我们是为了讲解affy才下载原始数据的，其实GEO也提供处理好的表达矩阵供下载

下载后压缩到指定目录即可

下载到本地之后就可以用代码读取它了！

library(affy)
dir_cels='D:\\test_analysis\\TNBC\\cel_files'
affy_data = ReadAffy(celfile.path=dir_cels)
eset.mas5 = mas5(affy_data)

读取的过程还是蛮耗时间的，也可以选择rma函数而不是mas5函数对表达数据进行normalization

读取之后的表达矩阵如图所示：

理论上，处理得到的数据应该与直接在GEO官网下载的表达量是一样的，下载链接都是有规律的！

ftp://ftp.ncbi.nlm.nih.gov/geo/series/GSE1nnn/GSE1428/matrix/GSE1428_series_matrix.txt.gz

当然这个affy包支持的芯片平台是有限的！

一般是hgu 95系列和133系列~~

其实严格来说，这个芯片得到的表达矩阵，是需要过滤的。

比如像下面的代码：

setwd('../')
library(affy)
dir_cels='GSE34824_RAW'
data <- ReadAffy(celfile.path=dir_cels)
eset <- rma(data)
calls <- mas5calls(data) # get PMA calls
calls <- exprs(calls)
absent <- rowSums(calls == 'A') # how may samples are each gene 'absent' in all samples
absent <- which (absent == ncol(calls)) # which genes are 'absent' in all samples
rmaFiltered <- eset[-absent,] # filters out the genes 'absent' in all samples

54675 features 经过过滤后，剩下 42482 features

一个表达芯片数据处理实例

ulwvfje — Fri, 25 Sep 2015 14:53:39 +0000

这个实例上部分包括：

如何用R包下载GEO数据(只限单一平台，其余平台需要修改下面的代码)

如何对GEO的芯片数据归一化并且得到表达量矩阵，

如何用limma包做差异分析，

对找到的差异基因如何做GO和KEGG注释

首先下载两个GEO数据：

平台是：Affymetrix U133 gene chips

67 diseased triple negative breast cancer samples（GSE31519 ）and 42 control samples (GSE20437）

都是表达量数据，同一种芯片。分成两组，正好做差异表达。

数据来源的文献是：

文章title：A clinically relevant gene signature in triple negative and basal-like breast cancer

结论（We describe a ratio of high B-cell presence and low IL-8 activity as a powerful new prognostic marker for TNBC. ）

地址：http://www.breast-cancer-research.com/content/13/5/R97

GEO数据地址: http://www.ncbi.nlm.nih.gov/geo/query/acc.cgi?acc=GSE31519

Platform: GPL96 67 Samples

Download data: GEO (CEL, TXT)

SeriesAccession: GSE31519ID: 200031519

文章title：Histologically normal epithelium from breast cancer patients and cancer-free prophylactic mastectomy patient

GEO数据地址: http://www.ncbi.nlm.nih.gov/geo/query/acc.cgi?acc=GSE20437

Platform: GPL96 67 Samples

Download data: GEO (CEL, TXT)

SeriesAccession: GSE31519 ID: 200031519

Platform: GPL96 Series: GSE20437 42 Samples

Download data: GEO (CEL)

DataSetAccession: GDS3716 ID: 3716

我首先用R的GEOquery包来下载。(其实你完全可以直接去GEO网站下载数据，然后解压的)

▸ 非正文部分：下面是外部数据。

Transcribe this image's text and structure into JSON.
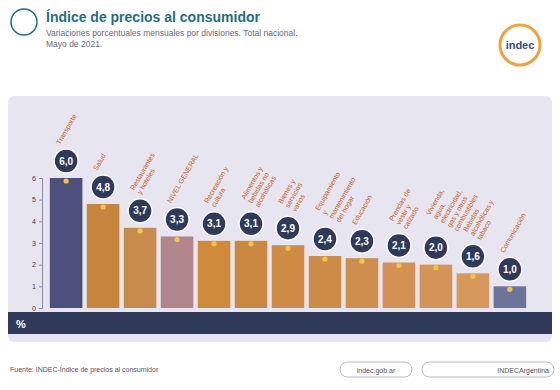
{
  "chart_data": {
    "type": "bar",
    "title": "Índice de precios al consumidor",
    "subtitle": "Variaciones porcentuales mensuales por divisiones. Total nacional. Mayo de 2021.",
    "categories": [
      "Transporte",
      "Salud",
      "Restaurantes y hoteles",
      "NIVEL GENERAL",
      "Recreación y cultura",
      "Alimentos y bebidas no alcohólicas",
      "Bienes y servicios varios",
      "Equipamiento y mantenimiento del hogar",
      "Educación",
      "Prendas de vestir y calzado",
      "Vivienda, agua, electricidad, gas y otros combustibles",
      "Bebidas alcohólicas y tabaco",
      "Comunicación"
    ],
    "values": [
      6.0,
      4.8,
      3.7,
      3.3,
      3.1,
      3.1,
      2.9,
      2.4,
      2.3,
      2.1,
      2.0,
      1.6,
      1.0
    ],
    "value_labels": [
      "6,0",
      "4,8",
      "3,7",
      "3,3",
      "3,1",
      "3,1",
      "2,9",
      "2,4",
      "2,3",
      "2,1",
      "2,0",
      "1,6",
      "1,0"
    ],
    "colors": [
      "#4d4f7d",
      "#c7843d",
      "#c98b4b",
      "#b0868a",
      "#d08a3c",
      "#c9873f",
      "#cf8a45",
      "#cc8b47",
      "#cf8f4c",
      "#d39252",
      "#d49357",
      "#d7985c",
      "#6d7499"
    ],
    "ylim": [
      0,
      6
    ],
    "yticks": [
      0,
      1,
      2,
      3,
      4,
      5,
      6
    ],
    "ylabel": "%",
    "data_labels": true,
    "grid": false
  },
  "header": {
    "logo": "indec"
  },
  "footer": {
    "source": "Fuente: INDEC-Índice de precios al consumidor",
    "web": "indec.gob.ar",
    "social": "INDECArgentina"
  }
}
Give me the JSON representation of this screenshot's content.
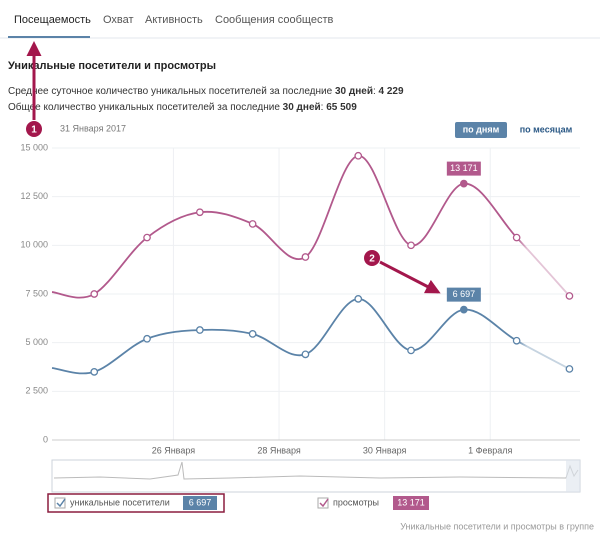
{
  "tabs": [
    "Посещаемость",
    "Охват",
    "Активность",
    "Сообщения сообществ"
  ],
  "heading": "Уникальные посетители и просмотры",
  "stats": [
    {
      "text": "Среднее суточное количество уникальных посетителей за последние ",
      "period": "30 дней",
      "sep": ": ",
      "value": "4 229"
    },
    {
      "text": "Общее количество уникальных посетителей за последние ",
      "period": "30 дней",
      "sep": ": ",
      "value": "65 509"
    }
  ],
  "date": "31 Января 2017",
  "buttons": [
    "по дням",
    "по месяцам"
  ],
  "annotations": [
    "1",
    "2"
  ],
  "footer": "Уникальные посетители и просмотры в группе",
  "chart_data": {
    "type": "line",
    "x": [
      23.7,
      24.5,
      25.5,
      26.5,
      27.5,
      28.5,
      29.5,
      30.5,
      31.5,
      32.5,
      33.5
    ],
    "xlim": [
      23.7,
      33.7
    ],
    "xticks": [
      {
        "value": 26,
        "label": "26 Января"
      },
      {
        "value": 28,
        "label": "28 Января"
      },
      {
        "value": 30,
        "label": "30 Января"
      },
      {
        "value": 32,
        "label": "1 Февраля"
      }
    ],
    "ylim": [
      0,
      15000
    ],
    "yticks": [
      0,
      {
        "value": 2500,
        "label": "2 500"
      },
      {
        "value": 5000,
        "label": "5 000"
      },
      {
        "value": 7500,
        "label": "7 500"
      },
      {
        "value": 10000,
        "label": "10 000"
      },
      {
        "value": 12500,
        "label": "12 500"
      },
      {
        "value": 15000,
        "label": "15 000"
      }
    ],
    "grid": true,
    "series": [
      {
        "name": "уникальные посетители",
        "color": "#5b83a8",
        "values": [
          3700,
          3500,
          5200,
          5650,
          5450,
          4400,
          7250,
          4600,
          6697,
          5100,
          3650
        ],
        "value_labels": [
          null,
          null,
          null,
          null,
          null,
          null,
          null,
          null,
          "6 697",
          null,
          null
        ]
      },
      {
        "name": "просмотры",
        "color": "#b2598c",
        "values": [
          7600,
          7500,
          10400,
          11700,
          11100,
          9400,
          14600,
          10000,
          13171,
          10400,
          7400
        ],
        "value_labels": [
          null,
          null,
          null,
          null,
          null,
          null,
          null,
          null,
          "13 171",
          null,
          null
        ]
      }
    ]
  }
}
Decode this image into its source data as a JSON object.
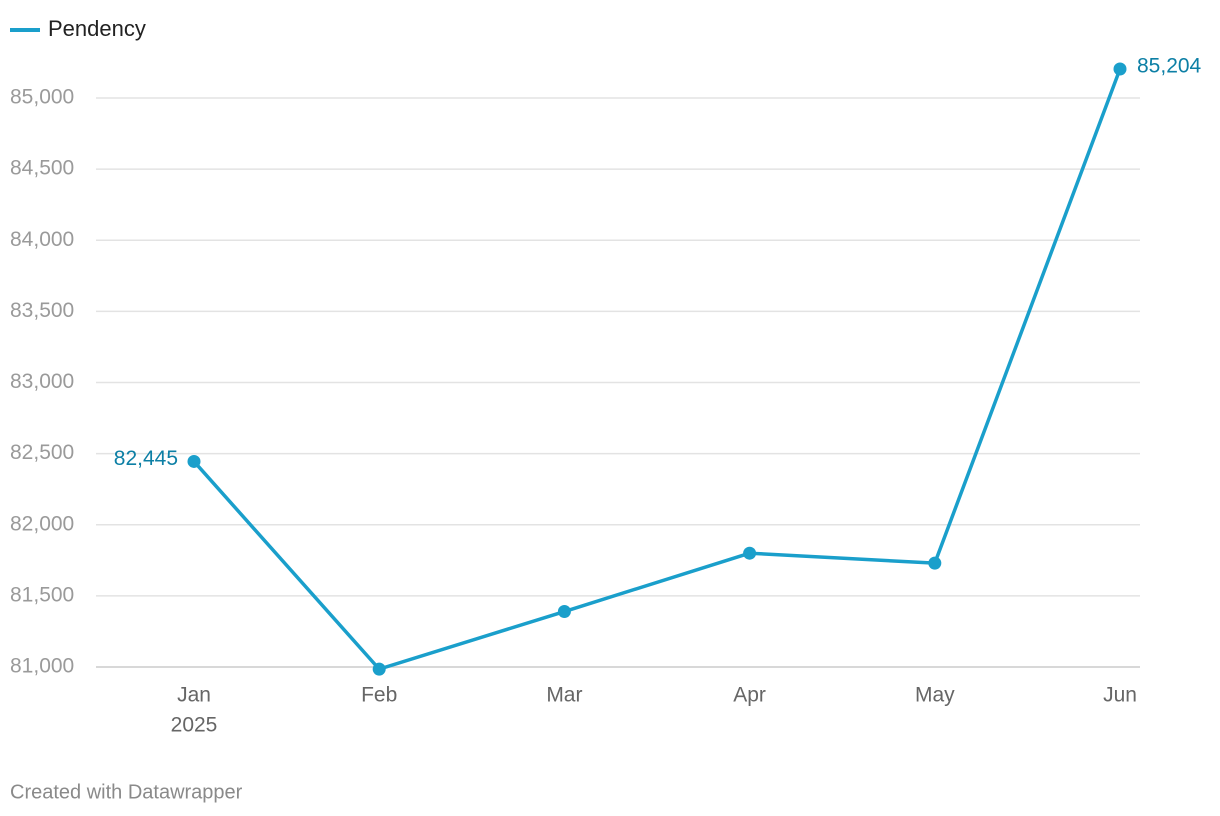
{
  "chart_data": {
    "type": "line",
    "categories": [
      "Jan",
      "Feb",
      "Mar",
      "Apr",
      "May",
      "Jun"
    ],
    "x_year_label": "2025",
    "series": [
      {
        "name": "Pendency",
        "color": "#1a9fcb",
        "values": [
          82445,
          80985,
          81390,
          81800,
          81730,
          85204
        ],
        "value_labels": [
          "82,445",
          null,
          null,
          null,
          null,
          "85,204"
        ]
      }
    ],
    "ylim": [
      81000,
      85000
    ],
    "yticks": [
      {
        "value": 81000,
        "label": "81,000"
      },
      {
        "value": 81500,
        "label": "81,500"
      },
      {
        "value": 82000,
        "label": "82,000"
      },
      {
        "value": 82500,
        "label": "82,500"
      },
      {
        "value": 83000,
        "label": "83,000"
      },
      {
        "value": 83500,
        "label": "83,500"
      },
      {
        "value": 84000,
        "label": "84,000"
      },
      {
        "value": 84500,
        "label": "84,500"
      },
      {
        "value": 85000,
        "label": "85,000"
      }
    ],
    "grid": true,
    "legend": "top-left",
    "footer": "Created with Datawrapper"
  }
}
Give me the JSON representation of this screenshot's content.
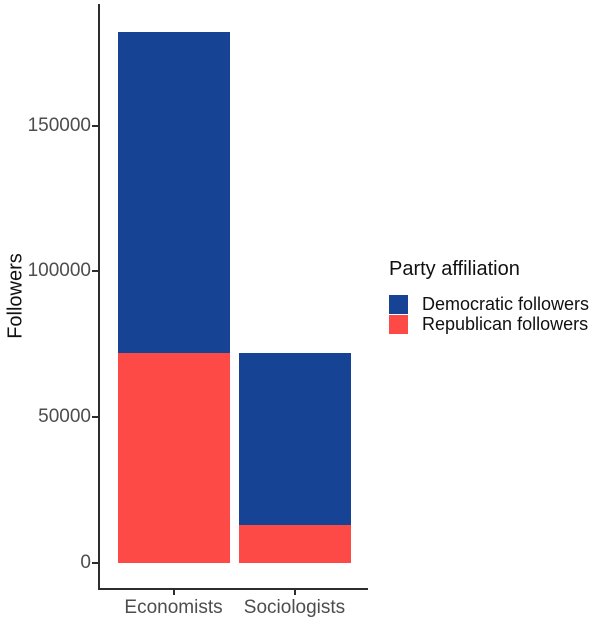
{
  "figure": {
    "background": "#ffffff",
    "axis_color": "#2d2d2d",
    "tick_label_color": "#4d4d4d"
  },
  "chart_data": {
    "type": "bar",
    "subtype": "stacked-vertical",
    "title": "",
    "xlabel": "",
    "ylabel": "Followers",
    "categories": [
      "Economists",
      "Sociologists"
    ],
    "series_bottom_to_top": [
      {
        "name": "Republican followers",
        "color": "#fd4a46",
        "values": [
          72000,
          13000
        ]
      },
      {
        "name": "Democratic followers",
        "color": "#164394",
        "values": [
          110000,
          59000
        ]
      }
    ],
    "stack_totals": [
      182000,
      72000
    ],
    "yticks": [
      0,
      50000,
      100000,
      150000
    ],
    "ytick_labels": [
      "0",
      "50000",
      "100000",
      "150000"
    ],
    "ylim": [
      0,
      191500
    ],
    "grid": false,
    "legend": {
      "title": "Party affiliation",
      "position": "right",
      "entries": [
        {
          "label": "Democratic followers",
          "color": "#164394"
        },
        {
          "label": "Republican followers",
          "color": "#fd4a46"
        }
      ]
    }
  }
}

suppressMessages(library(GEOquery))

setwd("D:\\test_analysis\\TNBC")

gse31519=getGEO("GSE31519",GSEMatrix = T,destdir = "./")

getGEOSuppFiles("GSE31519",baseDir = "./")

gse31519=getGEO("GSE20437",GSEMatrix = T,destdir = "./")

getGEOSuppFiles("GSE20437",baseDir = "./")

这样下载之后的数据都存在D:\\test_analysis\\TNBC下面

接下来我们就用affy包和limma来进行差异分析：

library(affy)

library(limma)

affy.data=ReadAffy(celfile.path="./cel_files")

请先搞清楚，ReadAffy 这个函数的用法！

当前工作目录下面有没有cel_files文件夹?

cel_files文件夹下面有没有文件？

eset.rma=rma(affy.data)

exprSet=exprs(eset.rma)

write.table(exprSet,"expr_rma_matrix.txt",quote=F,sep="\t")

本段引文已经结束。